Based on what the Iraqi scientist had said about weapons being destroyed or stocks being hidden, military experts said they now believed they might not find large caches of illicit chemicals or biological agents, at least not in Iraq.

Paradigm shift, my ass! Powell’s intelligence report insisted there were tons of WMD and now the military—and Miller—are preparing us for their complete absence. That’s what I call the most important discovery to date in the hunt for illegal weapons!
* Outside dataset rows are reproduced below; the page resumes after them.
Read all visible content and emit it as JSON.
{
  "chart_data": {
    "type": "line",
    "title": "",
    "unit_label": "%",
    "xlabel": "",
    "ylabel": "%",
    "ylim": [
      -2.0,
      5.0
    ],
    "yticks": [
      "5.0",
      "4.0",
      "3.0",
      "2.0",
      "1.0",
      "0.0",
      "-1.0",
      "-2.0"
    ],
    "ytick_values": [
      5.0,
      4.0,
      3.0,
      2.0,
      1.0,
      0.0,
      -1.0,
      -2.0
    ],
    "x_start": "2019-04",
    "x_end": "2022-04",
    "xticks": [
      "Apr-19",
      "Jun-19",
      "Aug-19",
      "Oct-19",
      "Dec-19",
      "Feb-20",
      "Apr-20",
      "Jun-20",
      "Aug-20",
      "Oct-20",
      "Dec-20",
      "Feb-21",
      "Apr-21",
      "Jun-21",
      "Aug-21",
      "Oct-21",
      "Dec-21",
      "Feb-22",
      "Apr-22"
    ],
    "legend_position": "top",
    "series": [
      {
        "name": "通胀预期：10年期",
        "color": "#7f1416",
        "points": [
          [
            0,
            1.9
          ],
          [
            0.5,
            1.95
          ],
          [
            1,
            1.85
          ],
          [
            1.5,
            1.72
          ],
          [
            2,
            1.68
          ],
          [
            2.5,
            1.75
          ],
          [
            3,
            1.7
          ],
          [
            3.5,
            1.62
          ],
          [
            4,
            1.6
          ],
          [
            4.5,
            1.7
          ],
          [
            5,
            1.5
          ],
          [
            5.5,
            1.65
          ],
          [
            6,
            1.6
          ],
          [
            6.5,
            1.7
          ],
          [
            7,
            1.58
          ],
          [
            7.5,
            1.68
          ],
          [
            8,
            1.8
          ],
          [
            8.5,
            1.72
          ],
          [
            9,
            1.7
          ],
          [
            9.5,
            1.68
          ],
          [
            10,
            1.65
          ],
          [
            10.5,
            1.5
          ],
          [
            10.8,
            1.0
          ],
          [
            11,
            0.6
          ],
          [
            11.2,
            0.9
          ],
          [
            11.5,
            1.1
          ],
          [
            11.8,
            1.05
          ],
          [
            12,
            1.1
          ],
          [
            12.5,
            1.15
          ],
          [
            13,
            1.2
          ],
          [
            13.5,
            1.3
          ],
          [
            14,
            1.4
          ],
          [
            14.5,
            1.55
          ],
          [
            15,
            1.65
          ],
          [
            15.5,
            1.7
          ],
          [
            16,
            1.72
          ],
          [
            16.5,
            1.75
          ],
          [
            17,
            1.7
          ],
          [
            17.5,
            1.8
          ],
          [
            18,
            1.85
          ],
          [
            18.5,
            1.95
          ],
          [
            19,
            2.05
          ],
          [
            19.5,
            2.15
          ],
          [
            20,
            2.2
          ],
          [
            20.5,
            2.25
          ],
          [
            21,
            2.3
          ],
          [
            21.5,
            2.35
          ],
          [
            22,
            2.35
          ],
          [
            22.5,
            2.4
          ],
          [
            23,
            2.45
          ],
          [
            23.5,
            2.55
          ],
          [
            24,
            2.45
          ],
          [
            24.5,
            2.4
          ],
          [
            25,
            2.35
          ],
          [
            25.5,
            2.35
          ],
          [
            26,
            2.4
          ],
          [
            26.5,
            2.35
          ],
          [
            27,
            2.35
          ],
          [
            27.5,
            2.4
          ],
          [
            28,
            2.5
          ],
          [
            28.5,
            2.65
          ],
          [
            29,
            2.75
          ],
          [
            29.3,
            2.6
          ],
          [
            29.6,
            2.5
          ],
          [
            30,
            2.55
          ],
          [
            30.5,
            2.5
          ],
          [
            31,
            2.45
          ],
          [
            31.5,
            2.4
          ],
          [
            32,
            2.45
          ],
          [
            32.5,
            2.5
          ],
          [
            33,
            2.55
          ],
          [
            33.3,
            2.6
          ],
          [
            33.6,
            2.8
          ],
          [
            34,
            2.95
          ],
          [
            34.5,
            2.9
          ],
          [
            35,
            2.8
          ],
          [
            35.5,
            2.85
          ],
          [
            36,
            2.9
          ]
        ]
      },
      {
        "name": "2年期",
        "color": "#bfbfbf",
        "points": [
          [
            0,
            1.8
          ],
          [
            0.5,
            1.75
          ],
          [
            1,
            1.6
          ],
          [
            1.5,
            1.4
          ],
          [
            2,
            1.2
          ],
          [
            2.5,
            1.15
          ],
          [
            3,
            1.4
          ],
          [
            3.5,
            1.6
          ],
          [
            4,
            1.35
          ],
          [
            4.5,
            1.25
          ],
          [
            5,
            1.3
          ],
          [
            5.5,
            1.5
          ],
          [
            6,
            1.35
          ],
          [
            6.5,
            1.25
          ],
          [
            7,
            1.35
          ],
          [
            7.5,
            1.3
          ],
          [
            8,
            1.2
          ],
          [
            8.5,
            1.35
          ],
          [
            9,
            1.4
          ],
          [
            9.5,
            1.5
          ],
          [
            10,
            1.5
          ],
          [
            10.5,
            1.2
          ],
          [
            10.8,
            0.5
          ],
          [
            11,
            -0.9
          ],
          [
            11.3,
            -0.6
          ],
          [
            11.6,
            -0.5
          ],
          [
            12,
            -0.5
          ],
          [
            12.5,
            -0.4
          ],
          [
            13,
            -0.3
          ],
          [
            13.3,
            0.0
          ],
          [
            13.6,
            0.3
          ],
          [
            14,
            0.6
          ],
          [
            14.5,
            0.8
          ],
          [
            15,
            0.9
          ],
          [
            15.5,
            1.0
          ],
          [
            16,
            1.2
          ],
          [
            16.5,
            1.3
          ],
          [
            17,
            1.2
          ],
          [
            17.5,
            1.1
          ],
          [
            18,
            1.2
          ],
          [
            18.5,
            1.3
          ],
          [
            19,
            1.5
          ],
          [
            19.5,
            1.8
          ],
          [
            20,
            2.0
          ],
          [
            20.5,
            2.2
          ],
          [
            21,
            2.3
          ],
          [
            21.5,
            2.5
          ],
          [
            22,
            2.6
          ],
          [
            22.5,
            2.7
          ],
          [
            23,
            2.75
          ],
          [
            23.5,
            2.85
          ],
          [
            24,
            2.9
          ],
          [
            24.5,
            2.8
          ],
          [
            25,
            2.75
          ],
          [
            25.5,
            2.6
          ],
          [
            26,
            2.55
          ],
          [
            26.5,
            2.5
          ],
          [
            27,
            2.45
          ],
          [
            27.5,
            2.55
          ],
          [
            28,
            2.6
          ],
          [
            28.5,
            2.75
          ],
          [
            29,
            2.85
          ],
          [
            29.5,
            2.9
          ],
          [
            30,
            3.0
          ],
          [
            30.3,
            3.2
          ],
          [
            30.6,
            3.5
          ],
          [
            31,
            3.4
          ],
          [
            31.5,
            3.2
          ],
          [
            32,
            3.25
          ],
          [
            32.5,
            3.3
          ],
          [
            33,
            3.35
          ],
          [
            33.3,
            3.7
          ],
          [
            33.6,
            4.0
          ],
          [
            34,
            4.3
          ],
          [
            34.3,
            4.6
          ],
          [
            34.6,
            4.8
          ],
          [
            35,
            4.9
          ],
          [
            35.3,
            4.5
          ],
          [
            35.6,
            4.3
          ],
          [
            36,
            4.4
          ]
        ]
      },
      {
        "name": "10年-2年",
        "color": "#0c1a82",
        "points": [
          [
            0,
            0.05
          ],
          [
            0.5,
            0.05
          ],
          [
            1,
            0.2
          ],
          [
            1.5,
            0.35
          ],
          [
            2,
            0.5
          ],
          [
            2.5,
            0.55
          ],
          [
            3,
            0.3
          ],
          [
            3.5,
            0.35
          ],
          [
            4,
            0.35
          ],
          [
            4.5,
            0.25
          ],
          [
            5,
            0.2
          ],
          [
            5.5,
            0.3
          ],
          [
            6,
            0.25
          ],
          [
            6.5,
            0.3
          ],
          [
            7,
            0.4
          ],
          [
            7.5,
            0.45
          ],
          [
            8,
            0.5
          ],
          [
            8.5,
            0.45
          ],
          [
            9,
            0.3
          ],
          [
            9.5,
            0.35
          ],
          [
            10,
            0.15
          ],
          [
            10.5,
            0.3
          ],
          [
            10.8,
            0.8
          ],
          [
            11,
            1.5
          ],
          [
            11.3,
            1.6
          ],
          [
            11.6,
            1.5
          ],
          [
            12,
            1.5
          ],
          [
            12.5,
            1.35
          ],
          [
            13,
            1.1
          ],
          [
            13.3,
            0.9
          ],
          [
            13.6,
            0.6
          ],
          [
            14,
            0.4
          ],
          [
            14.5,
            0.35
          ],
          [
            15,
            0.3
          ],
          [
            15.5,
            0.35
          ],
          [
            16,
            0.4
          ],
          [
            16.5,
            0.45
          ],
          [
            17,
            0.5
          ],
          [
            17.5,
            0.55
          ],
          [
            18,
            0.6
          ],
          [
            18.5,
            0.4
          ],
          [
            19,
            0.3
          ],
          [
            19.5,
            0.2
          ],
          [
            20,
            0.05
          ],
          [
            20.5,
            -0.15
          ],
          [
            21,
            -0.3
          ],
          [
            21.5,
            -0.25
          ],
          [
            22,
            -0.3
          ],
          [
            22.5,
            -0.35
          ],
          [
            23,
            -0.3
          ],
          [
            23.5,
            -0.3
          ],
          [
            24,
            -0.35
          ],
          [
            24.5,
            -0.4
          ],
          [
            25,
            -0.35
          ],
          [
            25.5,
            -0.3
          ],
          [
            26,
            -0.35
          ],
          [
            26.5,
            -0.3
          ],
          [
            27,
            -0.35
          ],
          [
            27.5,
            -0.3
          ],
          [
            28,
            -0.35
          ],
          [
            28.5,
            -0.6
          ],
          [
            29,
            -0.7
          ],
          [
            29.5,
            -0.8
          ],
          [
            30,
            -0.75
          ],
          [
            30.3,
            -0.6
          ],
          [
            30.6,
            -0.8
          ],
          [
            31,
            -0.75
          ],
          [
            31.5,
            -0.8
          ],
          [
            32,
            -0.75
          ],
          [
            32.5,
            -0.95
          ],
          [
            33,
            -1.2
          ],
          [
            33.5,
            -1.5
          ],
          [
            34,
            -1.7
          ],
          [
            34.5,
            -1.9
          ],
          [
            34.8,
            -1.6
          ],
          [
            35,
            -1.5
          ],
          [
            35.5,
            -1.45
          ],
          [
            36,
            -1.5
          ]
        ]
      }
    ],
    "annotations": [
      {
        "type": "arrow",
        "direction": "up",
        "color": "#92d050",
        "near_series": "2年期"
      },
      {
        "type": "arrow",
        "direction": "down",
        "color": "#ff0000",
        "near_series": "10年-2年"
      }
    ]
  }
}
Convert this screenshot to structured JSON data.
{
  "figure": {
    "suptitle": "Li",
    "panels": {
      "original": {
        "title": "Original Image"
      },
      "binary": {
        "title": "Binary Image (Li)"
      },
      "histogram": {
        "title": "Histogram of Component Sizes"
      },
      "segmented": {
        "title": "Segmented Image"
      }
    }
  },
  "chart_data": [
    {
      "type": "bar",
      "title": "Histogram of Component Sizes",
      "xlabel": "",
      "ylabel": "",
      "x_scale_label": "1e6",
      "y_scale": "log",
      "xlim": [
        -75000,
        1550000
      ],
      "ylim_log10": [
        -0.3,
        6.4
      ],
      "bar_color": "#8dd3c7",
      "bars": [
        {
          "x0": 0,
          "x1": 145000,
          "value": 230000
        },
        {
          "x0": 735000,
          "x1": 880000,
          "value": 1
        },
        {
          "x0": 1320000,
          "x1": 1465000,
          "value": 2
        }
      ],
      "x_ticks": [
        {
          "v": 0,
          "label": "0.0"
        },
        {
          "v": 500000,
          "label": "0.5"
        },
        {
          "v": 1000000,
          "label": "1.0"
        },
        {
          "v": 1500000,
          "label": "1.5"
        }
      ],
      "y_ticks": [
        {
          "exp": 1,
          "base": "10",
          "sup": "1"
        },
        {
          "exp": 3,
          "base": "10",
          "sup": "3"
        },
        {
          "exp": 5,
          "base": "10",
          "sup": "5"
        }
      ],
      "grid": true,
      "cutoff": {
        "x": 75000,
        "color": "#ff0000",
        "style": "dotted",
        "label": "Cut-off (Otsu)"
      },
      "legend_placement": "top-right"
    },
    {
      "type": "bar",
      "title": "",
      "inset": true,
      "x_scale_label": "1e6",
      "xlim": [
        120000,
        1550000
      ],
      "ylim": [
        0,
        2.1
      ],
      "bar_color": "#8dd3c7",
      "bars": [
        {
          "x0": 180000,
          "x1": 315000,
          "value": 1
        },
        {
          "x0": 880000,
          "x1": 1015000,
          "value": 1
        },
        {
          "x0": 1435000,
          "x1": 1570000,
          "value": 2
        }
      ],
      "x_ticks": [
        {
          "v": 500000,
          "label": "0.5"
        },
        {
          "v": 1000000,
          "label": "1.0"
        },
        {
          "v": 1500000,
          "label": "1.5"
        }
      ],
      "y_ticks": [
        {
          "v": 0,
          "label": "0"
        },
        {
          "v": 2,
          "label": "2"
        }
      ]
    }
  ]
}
We can assume today’s dispatch wasn’t reviewed by military censors because Miller is silent on that score. But we can also safely assume Miller has been told a lot more than she’s writing and is actively self-censoring. What isn’t she telling us? That some Iraqi Dr. Evil found a way to convert George Foreman grills into WMD machines that transmogrify Bisquick and toluene into sarin, and the ubiquity of this technology makes the Iraqi WMD program invisible to military investigators?

And a final note on Miller’s sourcing: On NewsHour, Miller confides for the first time I’ve seen that she’s embedded with the unit searching for WMD. But, since the embedding rules specifically freed reporters from direct military censorship, inquiring minds want to know: Why did Miller agree to their review?

Investigative journalist Edward Jay Epstein suggests a more elegant way to uncover WMDs or a WMD program than MET Alpha’s barnstorming. Award $1 million in gold plus safe haven in the United States or United Kingdom to the first person (and his nuclear family) who leads investigators to a cache of chemical or biological artillery shells, mines, unmanned aerial-vehicle bombs, or other weapons. The offer would set off a gold rush if Iraq issued tens of thousands of WMD to battle units or even stockpiled them. If no one claims the prize, there would be only two possible conclusions: No Iraqi was motivated sufficiently to come forward, or U.S. intelligence may have seriously erred in its assessment.